8. The method for increasing the power generation self-utilization rate of an energy storage system according to claim 1, wherein said step S3 further comprises the steps of:

s31, initializing model parameters according to a learning algorithm selected by each module;

s32, importing the data of the divided training set and the data of the test set into the model, and training the model by using the training set data.

9. The method of increasing the power generation self-utilization of an energy storage system of claim 7, wherein the predictive selection regression algorithm of the solar panel power generation comprises the steps of:

s211, randomly initializing parameters;

s212, forward propagation;

s213, calculating loss;

s214, back propagation;

s215, repeatedly executing the steps S212-S214 to adjust the model to an optimal state to complete training;

the energy storage control strategy optimization selection reinforcement learning algorithm uses a Q-learning algorithm, and the Q-learning algorithm iteratively updates a Q value function until the Q value function converges to an optimal solution, and the method comprises the following steps of:

s221, initializing a Q value function;

s222, interacting with the environment;

s223, updating the Q value function;

s224, repeatedly executing the steps S222-S223 until the Q value function converges or reaches the designated training times;

s225, an optimal energy storage control strategy is formulated by selecting actions with the maximum Q values in each state.

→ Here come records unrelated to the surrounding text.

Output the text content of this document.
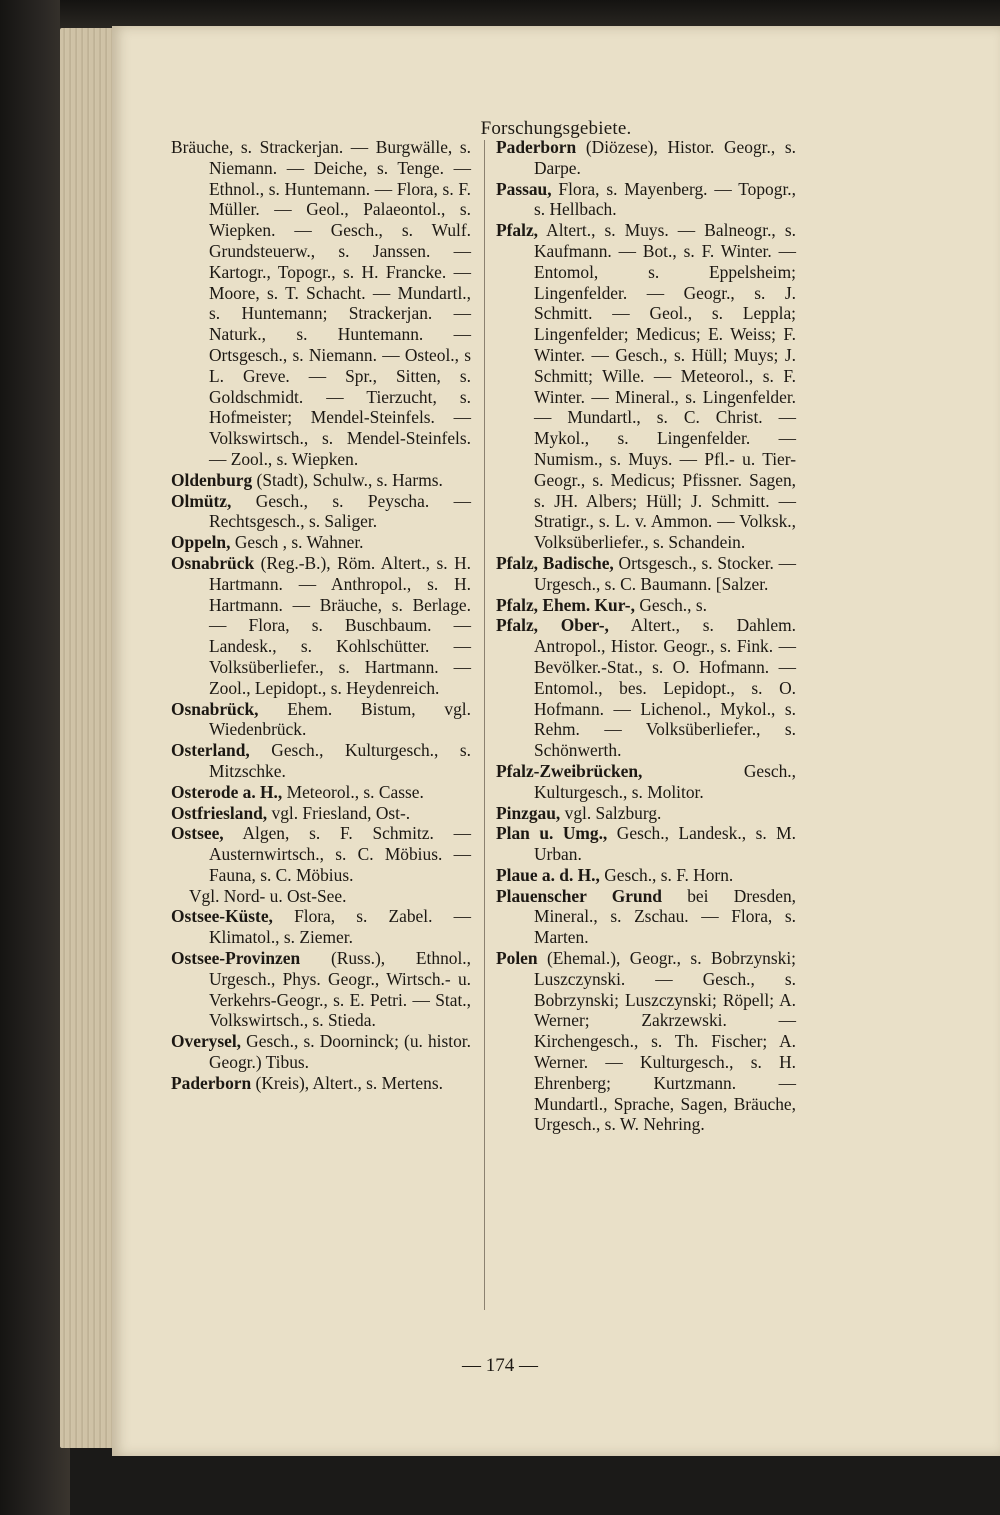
Forschungsgebiete.
Bräuche, s. Strackerjan. — Burgwälle, s. Niemann. — Deiche, s. Tenge. — Ethnol., s. Huntemann. — Flora, s. F. Müller. — Geol., Palaeontol., s. Wiepken. — Gesch., s. Wulf. Grundsteuerw., s. Janssen. — Kartogr., Topogr., s. H. Francke. — Moore, s. T. Schacht. — Mundartl., s. Huntemann; Strackerjan. — Naturk., s. Huntemann. — Ortsgesch., s. Niemann. — Osteol., s L. Greve. — Spr., Sitten, s. Goldschmidt. — Tierzucht, s. Hofmeister; Mendel-Steinfels. — Volkswirtsch., s. Mendel-Steinfels. — Zool., s. Wiepken.
Oldenburg (Stadt), Schulw., s. Harms.
Olmütz, Gesch., s. Peyscha. — Rechtsgesch., s. Saliger.
Oppeln, Gesch , s. Wahner.
Osnabrück (Reg.-B.), Röm. Altert., s. H. Hartmann. — Anthropol., s. H. Hartmann. — Bräuche, s. Berlage. — Flora, s. Buschbaum. — Landesk., s. Kohlschütter. — Volksüberliefer., s. Hartmann. — Zool., Lepidopt., s. Heydenreich.
Osnabrück, Ehem. Bistum, vgl. Wiedenbrück.
Osterland, Gesch., Kulturgesch., s. Mitzschke.
Osterode a. H., Meteorol., s. Casse.
Ostfriesland, vgl. Friesland, Ost-.
Ostsee, Algen, s. F. Schmitz. — Austernwirtsch., s. C. Möbius. — Fauna, s. C. Möbius.
Vgl. Nord- u. Ost-See.
Ostsee-Küste, Flora, s. Zabel. — Klimatol., s. Ziemer.
Ostsee-Provinzen (Russ.), Ethnol., Urgesch., Phys. Geogr., Wirtsch.- u. Verkehrs-Geogr., s. E. Petri. — Stat., Volkswirtsch., s. Stieda.
Overysel, Gesch., s. Doorninck; (u. histor. Geogr.) Tibus.
Paderborn (Kreis), Altert., s. Mertens.
Paderborn (Diözese), Histor. Geogr., s. Darpe.
Passau, Flora, s. Mayenberg. — Topogr., s. Hellbach.
Pfalz, Altert., s. Muys. — Balneogr., s. Kaufmann. — Bot., s. F. Winter. — Entomol, s. Eppelsheim; Lingenfelder. — Geogr., s. J. Schmitt. — Geol., s. Leppla; Lingenfelder; Medicus; E. Weiss; F. Winter. — Gesch., s. Hüll; Muys; J. Schmitt; Wille. — Meteorol., s. F. Winter. — Mineral., s. Lingenfelder. — Mundartl., s. C. Christ. — Mykol., s. Lingenfelder. — Numism., s. Muys. — Pfl.- u. Tier-Geogr., s. Medicus; Pfissner. Sagen, s. JH. Albers; Hüll; J. Schmitt. — Stratigr., s. L. v. Ammon. — Volksk., Volksüberliefer., s. Schandein.
Pfalz, Badische, Ortsgesch., s. Stocker. — Urgesch., s. C. Baumann. [Salzer.
Pfalz, Ehem. Kur-, Gesch., s.
Pfalz, Ober-, Altert., s. Dahlem. Antropol., Histor. Geogr., s. Fink. — Bevölker.-Stat., s. O. Hofmann. — Entomol., bes. Lepidopt., s. O. Hofmann. — Lichenol., Mykol., s. Rehm. — Volksüberliefer., s. Schönwerth.
Pfalz-Zweibrücken,	Gesch., Kulturgesch., s. Molitor.
Pinzgau, vgl. Salzburg.
Plan u. Umg., Gesch., Landesk., s. M. Urban.
Plaue a. d. H., Gesch., s. F. Horn.
Plauenscher Grund bei Dresden, Mineral., s. Zschau. — Flora, s. Marten.
Polen (Ehemal.), Geogr., s. Bobrzynski; Luszczynski. — Gesch., s. Bobrzynski; Luszczynski; Röpell; A. Werner; Zakrzewski. — Kirchengesch., s. Th. Fischer; A. Werner. — Kulturgesch., s. H. Ehrenberg; Kurtzmann. — Mundartl., Sprache, Sagen, Bräuche, Urgesch., s. W. Nehring.
— 174 —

10. The method of increasing the power generation self-utilization of an energy storage system of claim 7, wherein the load demand prediction employs an ARIMA algorithm in a time series prediction algorithm for load prediction, comprising the steps of:

s231, carrying out stability test on the load demand data;

s232, selecting parameters of an ARIMA model according to the autocorrelation diagrams and the partial autocorrelation diagrams;

s233, training the historical load demand data according to the selected ARIMA model parameters to obtain an ARIMA model.